Production LLM monitoring requires LLM-specific metrics (TTFT, TBT, KV cache utilization, preemption rate) that do not exist in traditional web service monitoring. Generic CPU/memory/latency dashboards miss the most common LLM failure modes.

The essential monitoring stack:

  1. Metrics hierarchy: User-facing (TTFT, TBT, error rate), system (GPU util, KV cache, queue), diagnostic (preemptions, per-worker stats). Dashboards should be organized in this order — the first thing you see should be user impact.

  2. TTFT and TBT are separate concerns: TTFT depends on prefill compute and queue depth. TBT depends on decode batch size and GPU compute. Different root causes, different fixes. A dashboard that only shows “average latency” conflates these.

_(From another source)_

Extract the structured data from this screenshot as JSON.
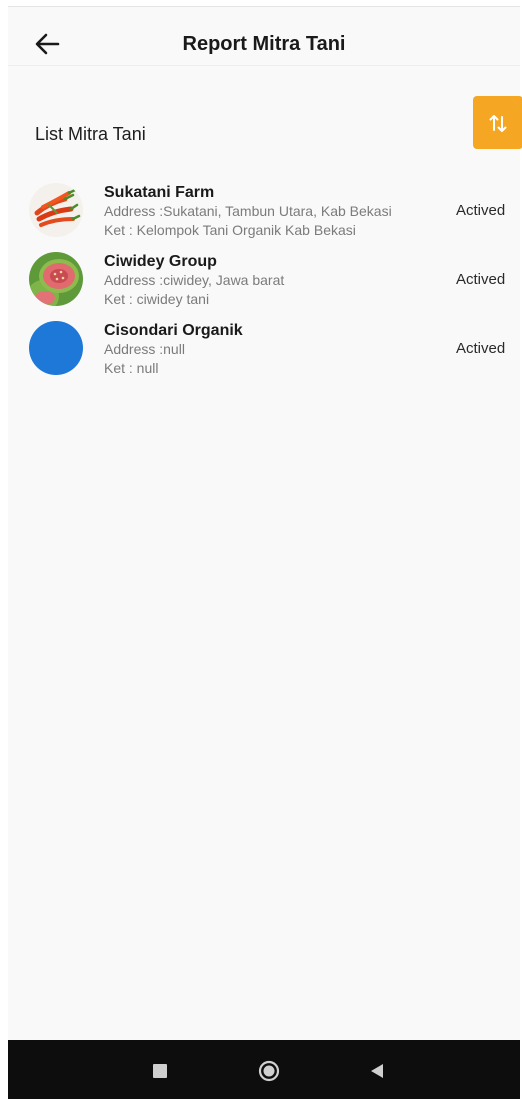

  3. KV cache utilization is the key metric: When KV cache utilization reaches 95%, preemptions start, TTFT spikes, and throughput collapses. This is the most common failure mode in production LLM serving. Alert at 85% (warning) and 95% (critical).

  4. Playbooks prevent mean-time-to-diagnose inflation: When the on-call engineer gets paged at 3 AM for a preemption storm, they should not have to think from first principles. The playbook says: check KV cache, if full, reduce batch size. Immediate fix in under 2 minutes.

  5. Progressive severity: Info alerts for deviations from baseline, warning alerts for conditions that will become problems, critical alerts for conditions that are currently impacting users. Page only on critical. Everything else goes to Slack.